The problem with the radicalism of most postmodern fiction (my knowledge of which is based largely on summaries and reviews, such as Smith's of Tom McCarthy's Remainder in "Two Paths"; such descriptions do not encourage me to buy the book, especially when they're rendered in Smith's lyrical Realist prose) - I was saying, the problem is that so-called radical fiction of recent decades is not nearly radical enough: often it seems that it draws from now-hackneyed sources that were already well-tamed for us when we learned them in even the most backwater universities (self-reflexivity, deconstruction of the self), not to mention since postmodernism went pop. As for the traditional novel, it has to work really, really hard to seem better than TV, which has been a major aesthetic competitor, as well as a competitor for attention, ever since it went through its own Modernism (I'm making this up, but I'd point to the early 90s and shows like The Simpsons and Seinfeld). Because context is everything, and what the serious reader admires in a “well-written” TV show will disappoint as shallow, crass kitsch in a supposedly serious novel.
(I make an exception for comedy. The sitcom is still essentially Menander, and therefore compares quite well to the history of stage comedy, and can achieve unqualified “greatness” in these terms.)
Once we get to this point of the debate, we've backed ourselves into a corner where we start asking: if TV is so darn good, and “everybody already knows” all of the tricks of the postmodern novel, do we need the novel at all, or has it been outmoded by the forms introduced by 20th century technology, as the aristocratic forms, poetry and tragedy, were by the novel (itself made possible by printing technology)?

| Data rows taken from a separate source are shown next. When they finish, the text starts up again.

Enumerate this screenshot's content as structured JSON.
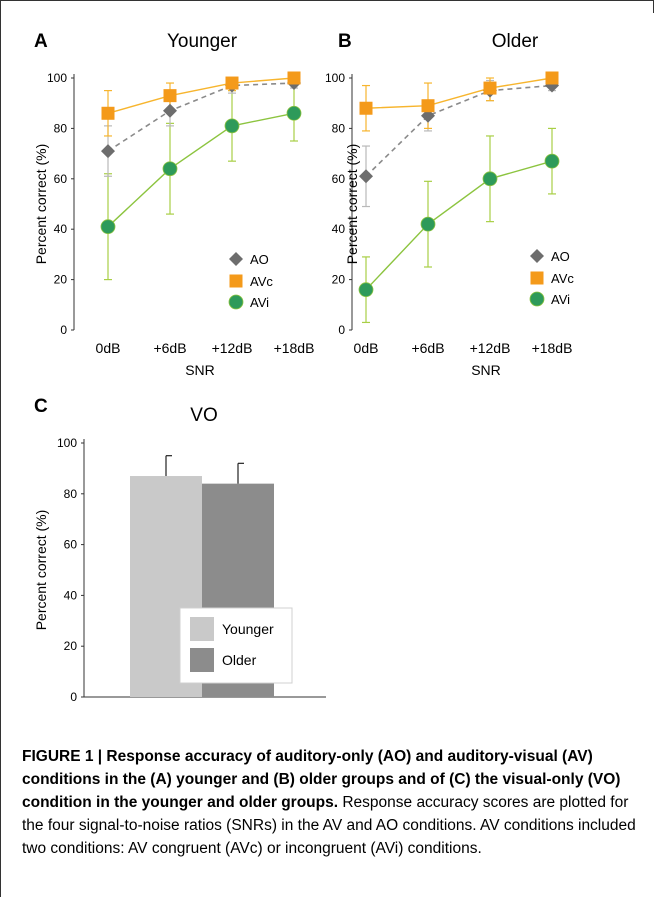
{
  "panels": [
    {
      "id": "A",
      "letter": "A",
      "title": "Younger",
      "ylabel": "Percent correct (%)",
      "xlabel": "SNR",
      "yticks": [
        "0",
        "20",
        "40",
        "60",
        "80",
        "100"
      ],
      "xticks": [
        "0dB",
        "+6dB",
        "+12dB",
        "+18dB"
      ],
      "legend": [
        "AO",
        "AVc",
        "AVi"
      ]
    },
    {
      "id": "B",
      "letter": "B",
      "title": "Older",
      "ylabel": "Percent correct (%)",
      "xlabel": "SNR",
      "yticks": [
        "0",
        "20",
        "40",
        "60",
        "80",
        "100"
      ],
      "xticks": [
        "0dB",
        "+6dB",
        "+12dB",
        "+18dB"
      ],
      "legend": [
        "AO",
        "AVc",
        "AVi"
      ]
    },
    {
      "id": "C",
      "letter": "C",
      "title": "VO",
      "ylabel": "Percent correct (%)",
      "yticks": [
        "0",
        "20",
        "40",
        "60",
        "80",
        "100"
      ],
      "legend": [
        "Younger",
        "Older"
      ]
    }
  ],
  "chart_data": [
    {
      "type": "line",
      "panel": "A",
      "title": "Younger",
      "xlabel": "SNR",
      "ylabel": "Percent correct (%)",
      "categories": [
        "0dB",
        "+6dB",
        "+12dB",
        "+18dB"
      ],
      "ylim": [
        0,
        100
      ],
      "legend_position": "bottom-right",
      "series": [
        {
          "name": "AO",
          "values": [
            71,
            87,
            97,
            98
          ],
          "err": [
            10,
            6,
            3,
            2
          ],
          "color": "#6d6d6d",
          "marker": "diamond",
          "dashed": true
        },
        {
          "name": "AVc",
          "values": [
            86,
            93,
            98,
            100
          ],
          "err": [
            9,
            5,
            3,
            1
          ],
          "color": "#f49a1a",
          "marker": "square",
          "dashed": false
        },
        {
          "name": "AVi",
          "values": [
            41,
            64,
            81,
            86
          ],
          "err": [
            21,
            18,
            14,
            11
          ],
          "color": "#2e9a5a",
          "marker": "circle",
          "dashed": false
        }
      ]
    },
    {
      "type": "line",
      "panel": "B",
      "title": "Older",
      "xlabel": "SNR",
      "ylabel": "Percent correct (%)",
      "categories": [
        "0dB",
        "+6dB",
        "+12dB",
        "+18dB"
      ],
      "ylim": [
        0,
        100
      ],
      "legend_position": "bottom-right",
      "series": [
        {
          "name": "AO",
          "values": [
            61,
            85,
            95,
            97
          ],
          "err": [
            12,
            6,
            4,
            2
          ],
          "color": "#6d6d6d",
          "marker": "diamond",
          "dashed": true
        },
        {
          "name": "AVc",
          "values": [
            88,
            89,
            96,
            100
          ],
          "err": [
            9,
            9,
            5,
            1
          ],
          "color": "#f49a1a",
          "marker": "square",
          "dashed": false
        },
        {
          "name": "AVi",
          "values": [
            16,
            42,
            60,
            67
          ],
          "err": [
            13,
            17,
            17,
            13
          ],
          "color": "#2e9a5a",
          "marker": "circle",
          "dashed": false
        }
      ]
    },
    {
      "type": "bar",
      "panel": "C",
      "title": "VO",
      "ylabel": "Percent correct (%)",
      "categories": [
        "Younger",
        "Older"
      ],
      "values": [
        87,
        84
      ],
      "err": [
        8,
        8
      ],
      "colors": [
        "#c9c9c9",
        "#8c8c8c"
      ],
      "ylim": [
        0,
        100
      ],
      "legend_position": "bottom-right"
    }
  ],
  "caption": {
    "bold": "FIGURE 1 | Response accuracy of auditory-only (AO) and auditory-visual (AV) conditions in the (A) younger and (B) older groups and of (C) the visual-only (VO) condition in the younger and older groups.",
    "text": " Response accuracy scores are plotted for the four signal-to-noise ratios (SNRs) in the AV and AO conditions. AV conditions included two conditions: AV congruent (AVc) or incongruent (AVi) conditions."
  }
}
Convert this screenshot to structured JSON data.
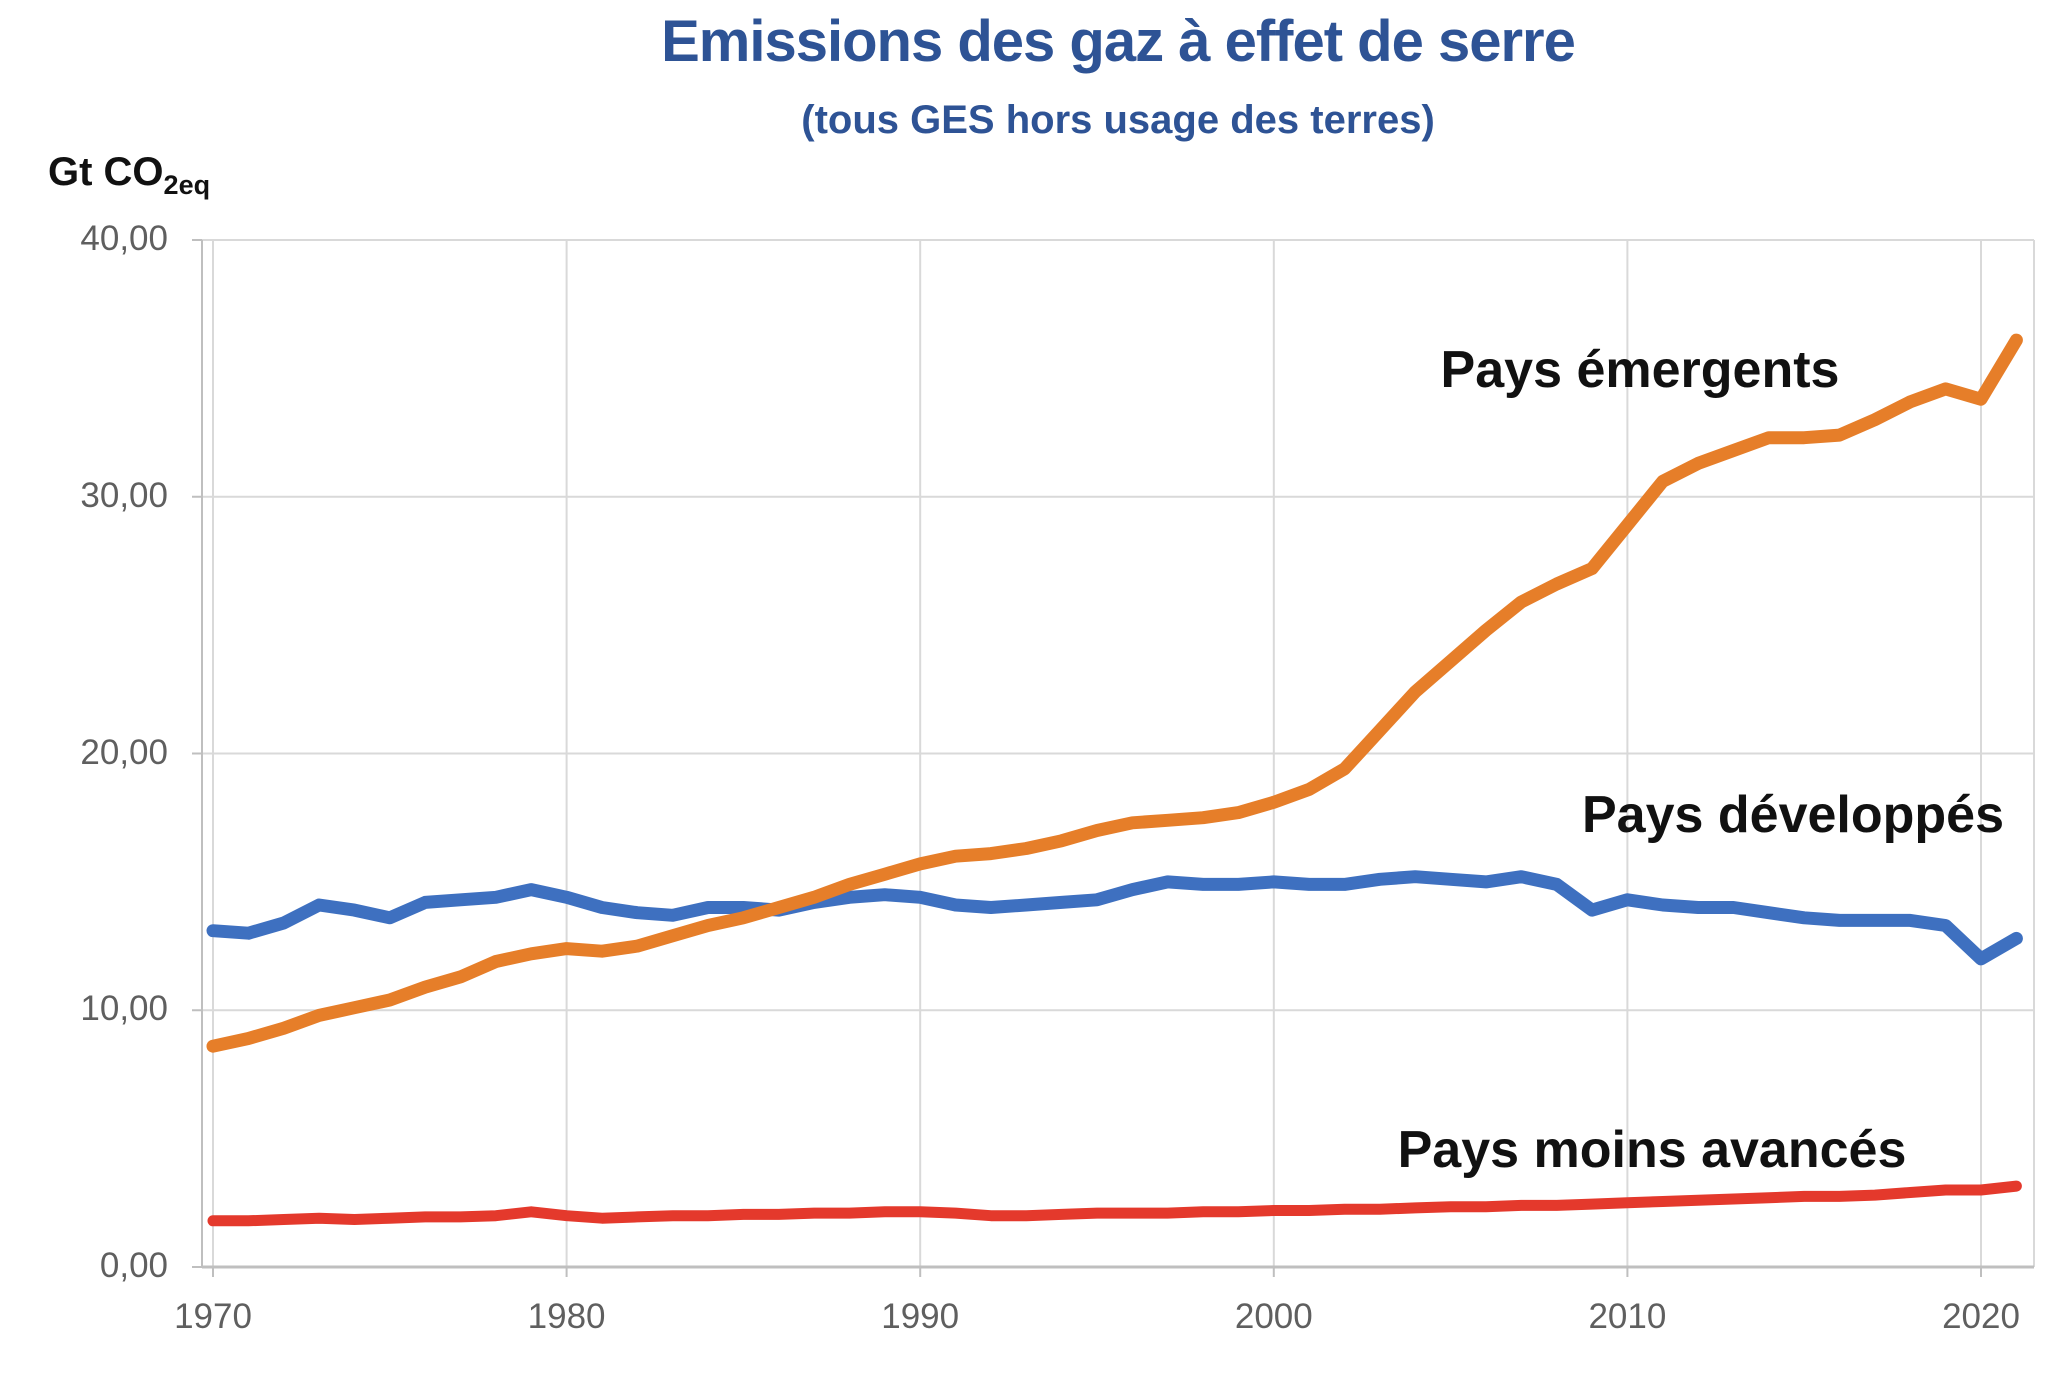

Yet this question seems ridiculous, inadequate, and so we have to back up and interrogate the terms of the debate that led us into this cul-de-sac. What's required, at the very least, is a more thorough investigation of the manifold forms of the European and Anglo-American novel and the social roles what we lump together under the term “the novel” has served. Currently I'm reading Franco Moretti's The Way of the World: The Bildungsroman in European Culture, and in future posts I will return to this question, “What is the novel?”, as an open-ended investigation which, by revealing what the novel has been, may help to illuminate what it can be.